Les deux enfants, Malone un garçon d'une petite dizaine d'années adorable et joyeux, Liane une adolescente bougonne, mal dans ses chaussettes, en rupture de communication avec sa mère.
La voisine pleine de joie de vivre, célibataire, est devenue l'amie de Megg. Elle est fantaisiste, positive, malgré son handicap. Elle est née avec une seule main.

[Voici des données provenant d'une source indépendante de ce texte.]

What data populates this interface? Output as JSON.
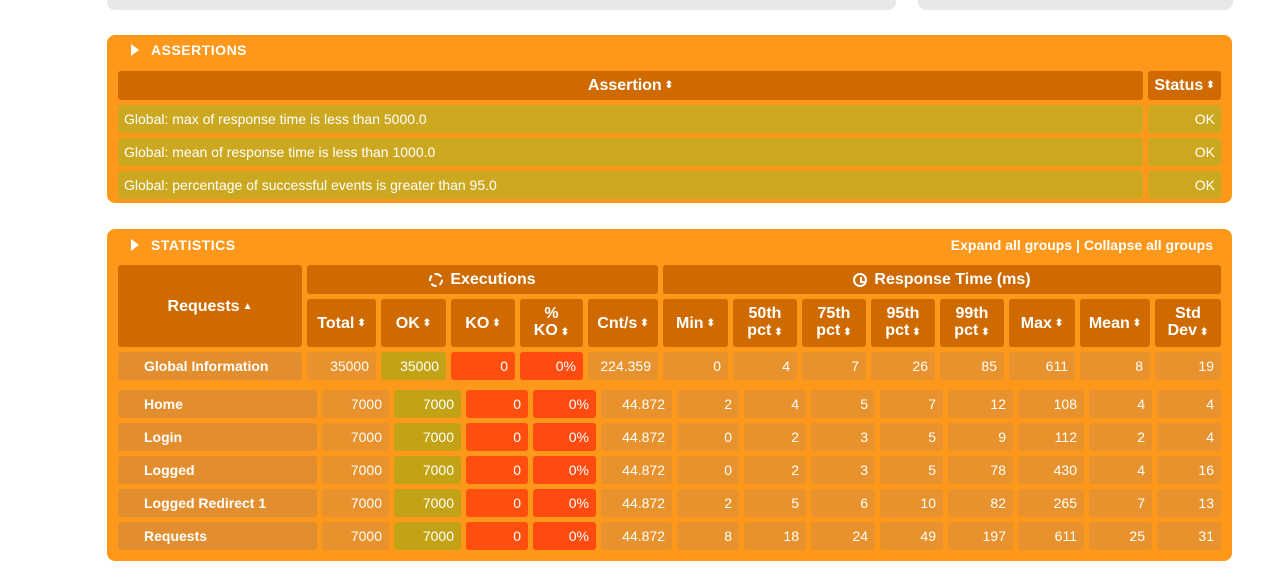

Megg est fille unique. Ses deux parents sont morts. Son père il y a dix ans et sa mère voici six mois seulement.
Megg a sans cesse les larmes au bord des yeux ces derniers temps. Sa vie lui semble vide.
Elle range le grenier de sa mère et trouve une ancienne pellicule de photos qu'elle fait développer.
Elle fait une étrange découverte au sujet de la vie de sa mère.
Pour en savoir plus, elles vont à trois faire un voyage en Bulgarie : Megg, Romy et Lalie.
Bien des surprises les attendent.
Megg redécouvre des plaisirs, des dons enfouis.
Elle renoue des liens avec sa fille.
Ce que j'ai particulièrement aimé, ce sont les petits détails de voyage à Milan et Venise.
Les personnages sont très sains et la lecture en leur compagnie est une détente. L'écriture est de qualité. J'apprécie souvent ce genre de lecture. Un monde où on va, on vient sans souci. On va finir par oublier ces délicieux moments de liberté qui nous semblaient tellement naturels.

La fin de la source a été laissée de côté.